I Should…

I should, Photo by Ye Jinghan on Unsplash

One of the most telling words I listen for when I coach is ‘should’. It usually shows up as the statement ‘I should…’. What follows is a variety of things we feel obligated to do. This came up for me recently as I was planning the launch of my book. I read a variety of articles outlining best practices for marketing a book. My first reaction was to start planning how to do them all. Looking back, I wanted to do a good job and I now knew what I needed to do.

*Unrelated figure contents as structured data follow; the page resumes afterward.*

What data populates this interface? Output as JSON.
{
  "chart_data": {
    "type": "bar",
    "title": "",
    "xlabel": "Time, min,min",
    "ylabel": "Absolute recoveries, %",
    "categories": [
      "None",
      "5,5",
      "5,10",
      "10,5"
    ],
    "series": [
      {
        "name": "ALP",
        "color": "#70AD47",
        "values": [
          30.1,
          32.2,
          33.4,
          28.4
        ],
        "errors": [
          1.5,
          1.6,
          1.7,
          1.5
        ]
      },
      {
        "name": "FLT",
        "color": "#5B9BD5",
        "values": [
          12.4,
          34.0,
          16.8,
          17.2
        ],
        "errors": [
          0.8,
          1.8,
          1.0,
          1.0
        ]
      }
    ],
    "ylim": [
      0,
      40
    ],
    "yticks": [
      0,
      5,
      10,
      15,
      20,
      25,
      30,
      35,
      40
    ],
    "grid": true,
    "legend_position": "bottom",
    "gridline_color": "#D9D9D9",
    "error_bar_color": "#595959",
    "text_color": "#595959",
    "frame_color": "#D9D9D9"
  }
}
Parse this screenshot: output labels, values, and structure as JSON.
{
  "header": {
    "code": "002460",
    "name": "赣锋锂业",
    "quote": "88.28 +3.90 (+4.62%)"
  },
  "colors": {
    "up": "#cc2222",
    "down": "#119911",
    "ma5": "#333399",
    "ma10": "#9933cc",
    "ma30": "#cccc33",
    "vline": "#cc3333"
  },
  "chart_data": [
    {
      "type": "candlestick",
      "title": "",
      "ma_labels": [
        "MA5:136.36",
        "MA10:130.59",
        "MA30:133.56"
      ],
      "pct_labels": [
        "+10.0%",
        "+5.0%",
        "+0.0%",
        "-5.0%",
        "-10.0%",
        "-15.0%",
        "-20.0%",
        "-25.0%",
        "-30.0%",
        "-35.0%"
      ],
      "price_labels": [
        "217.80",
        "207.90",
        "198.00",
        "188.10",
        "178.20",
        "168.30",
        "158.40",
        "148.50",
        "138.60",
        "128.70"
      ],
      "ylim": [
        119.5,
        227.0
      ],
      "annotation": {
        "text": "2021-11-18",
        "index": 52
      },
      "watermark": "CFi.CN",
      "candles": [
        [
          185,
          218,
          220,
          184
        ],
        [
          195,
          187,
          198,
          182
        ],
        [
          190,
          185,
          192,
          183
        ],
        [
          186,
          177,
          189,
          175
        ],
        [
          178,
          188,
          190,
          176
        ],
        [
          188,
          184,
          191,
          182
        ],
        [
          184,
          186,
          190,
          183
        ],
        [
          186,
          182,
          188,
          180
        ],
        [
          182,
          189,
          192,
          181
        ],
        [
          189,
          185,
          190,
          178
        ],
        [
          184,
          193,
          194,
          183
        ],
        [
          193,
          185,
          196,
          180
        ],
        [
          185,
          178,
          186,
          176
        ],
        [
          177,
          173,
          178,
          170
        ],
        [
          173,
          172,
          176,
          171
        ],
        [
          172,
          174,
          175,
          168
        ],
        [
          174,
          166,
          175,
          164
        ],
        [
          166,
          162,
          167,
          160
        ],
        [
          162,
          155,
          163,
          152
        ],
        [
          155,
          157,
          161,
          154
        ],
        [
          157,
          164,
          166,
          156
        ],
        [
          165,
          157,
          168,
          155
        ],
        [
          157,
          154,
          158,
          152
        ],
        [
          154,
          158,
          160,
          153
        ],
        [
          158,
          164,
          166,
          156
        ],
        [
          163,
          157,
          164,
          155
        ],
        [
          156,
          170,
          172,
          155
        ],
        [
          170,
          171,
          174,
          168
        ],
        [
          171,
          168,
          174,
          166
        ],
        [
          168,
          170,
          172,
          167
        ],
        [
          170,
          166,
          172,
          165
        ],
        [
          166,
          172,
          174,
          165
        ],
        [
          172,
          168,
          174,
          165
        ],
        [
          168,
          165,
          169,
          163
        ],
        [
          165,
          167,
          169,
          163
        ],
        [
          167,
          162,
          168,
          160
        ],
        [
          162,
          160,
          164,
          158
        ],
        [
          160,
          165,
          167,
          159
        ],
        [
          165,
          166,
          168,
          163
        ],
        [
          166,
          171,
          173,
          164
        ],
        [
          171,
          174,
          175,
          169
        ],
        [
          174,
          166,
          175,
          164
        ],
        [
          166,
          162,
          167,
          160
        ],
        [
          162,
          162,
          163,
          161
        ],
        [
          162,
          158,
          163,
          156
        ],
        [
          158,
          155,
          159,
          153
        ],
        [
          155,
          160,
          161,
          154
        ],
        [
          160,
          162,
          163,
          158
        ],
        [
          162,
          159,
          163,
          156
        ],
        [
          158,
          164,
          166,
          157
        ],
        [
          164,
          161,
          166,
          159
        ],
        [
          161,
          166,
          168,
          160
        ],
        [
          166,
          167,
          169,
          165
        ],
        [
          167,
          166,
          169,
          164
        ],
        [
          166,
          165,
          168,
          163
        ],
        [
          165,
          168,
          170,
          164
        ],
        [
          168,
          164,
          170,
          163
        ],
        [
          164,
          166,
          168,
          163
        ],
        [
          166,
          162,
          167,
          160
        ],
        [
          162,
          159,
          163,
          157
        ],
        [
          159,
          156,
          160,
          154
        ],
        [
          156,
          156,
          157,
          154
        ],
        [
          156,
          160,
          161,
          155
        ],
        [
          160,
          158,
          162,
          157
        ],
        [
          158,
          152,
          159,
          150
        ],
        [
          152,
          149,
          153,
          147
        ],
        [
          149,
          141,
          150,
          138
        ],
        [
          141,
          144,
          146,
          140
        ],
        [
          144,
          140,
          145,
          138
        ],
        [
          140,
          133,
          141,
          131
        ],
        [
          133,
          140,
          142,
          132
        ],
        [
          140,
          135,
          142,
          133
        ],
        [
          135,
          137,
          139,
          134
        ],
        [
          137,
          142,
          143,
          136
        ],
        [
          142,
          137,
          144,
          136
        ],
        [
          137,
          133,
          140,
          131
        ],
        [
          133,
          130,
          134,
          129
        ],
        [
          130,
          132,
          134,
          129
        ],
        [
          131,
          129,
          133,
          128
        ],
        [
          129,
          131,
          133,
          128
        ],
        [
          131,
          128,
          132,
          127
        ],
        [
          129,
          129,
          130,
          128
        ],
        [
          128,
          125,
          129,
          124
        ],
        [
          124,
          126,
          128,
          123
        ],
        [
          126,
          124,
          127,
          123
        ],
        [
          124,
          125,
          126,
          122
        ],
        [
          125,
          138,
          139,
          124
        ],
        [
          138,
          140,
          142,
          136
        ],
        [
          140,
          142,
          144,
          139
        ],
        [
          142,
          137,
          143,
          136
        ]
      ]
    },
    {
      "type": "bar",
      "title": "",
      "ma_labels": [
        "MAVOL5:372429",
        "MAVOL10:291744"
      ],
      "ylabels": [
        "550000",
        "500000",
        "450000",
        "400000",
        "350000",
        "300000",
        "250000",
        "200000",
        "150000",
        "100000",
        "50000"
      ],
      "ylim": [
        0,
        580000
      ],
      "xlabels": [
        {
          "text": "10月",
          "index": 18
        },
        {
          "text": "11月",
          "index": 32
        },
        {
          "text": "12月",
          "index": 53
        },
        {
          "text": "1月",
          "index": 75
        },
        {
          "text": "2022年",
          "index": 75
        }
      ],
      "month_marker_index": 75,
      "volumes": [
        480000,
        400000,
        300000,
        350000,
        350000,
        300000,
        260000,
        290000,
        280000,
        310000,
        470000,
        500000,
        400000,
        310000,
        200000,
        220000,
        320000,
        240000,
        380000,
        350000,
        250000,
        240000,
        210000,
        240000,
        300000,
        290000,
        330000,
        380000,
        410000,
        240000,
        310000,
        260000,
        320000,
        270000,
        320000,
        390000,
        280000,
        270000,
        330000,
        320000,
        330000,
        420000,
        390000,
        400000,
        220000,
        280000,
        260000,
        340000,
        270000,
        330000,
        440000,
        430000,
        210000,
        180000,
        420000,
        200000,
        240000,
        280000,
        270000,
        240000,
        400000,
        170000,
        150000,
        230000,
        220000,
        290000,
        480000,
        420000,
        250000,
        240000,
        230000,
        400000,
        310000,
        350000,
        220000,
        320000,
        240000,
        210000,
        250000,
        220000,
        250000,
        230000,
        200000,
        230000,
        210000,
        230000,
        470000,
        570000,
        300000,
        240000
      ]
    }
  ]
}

On the surface this sounds fine. The advice seemed to be sound but beneath there was a sinister message. Do more. There was a list of over ten things any self-respecting author should do. And therein lies the problem, I was being shamed into believing I must do these ten things. If I didn’t, I would do a lousy job of marketing my book. It wasn’t said that way, but the underlying message was clear.

Should and shame

I use the word shame in the previous paragraph deliberately. Brene Brown describes a key difference between shame and guilt. Shame means ‘I am bad’, whereas guilt means ‘I did a bad thing’. If I wanted to be a good author and market my book properly I better do these ten things. To me that’s all about shame. The alternative is much more healthy. Pick several activities I assess to be most important and see how each works. If the results aren’t good, I’m not a bad author, I simply tried something that didn’t work. And that’s ok.

Working harder isn’t the answer

It’s not bad, I’ve learned what doesn’t work and I can try something different to generate a better outcome. In fact, this is a core principle in my book ‘Do Less, Lead More‘. Choose your action carefully, assess the results and change your plans if needed. This is so much better than working harder and harder, which in this case equated to completing all the activities on the book marketing list.

The next time you are feeling disappointed, pay attention to the story you are telling yourself. If it starts with ‘I should’ you will be well served to challenge your story. Just because you could, it doesn’t mean you should.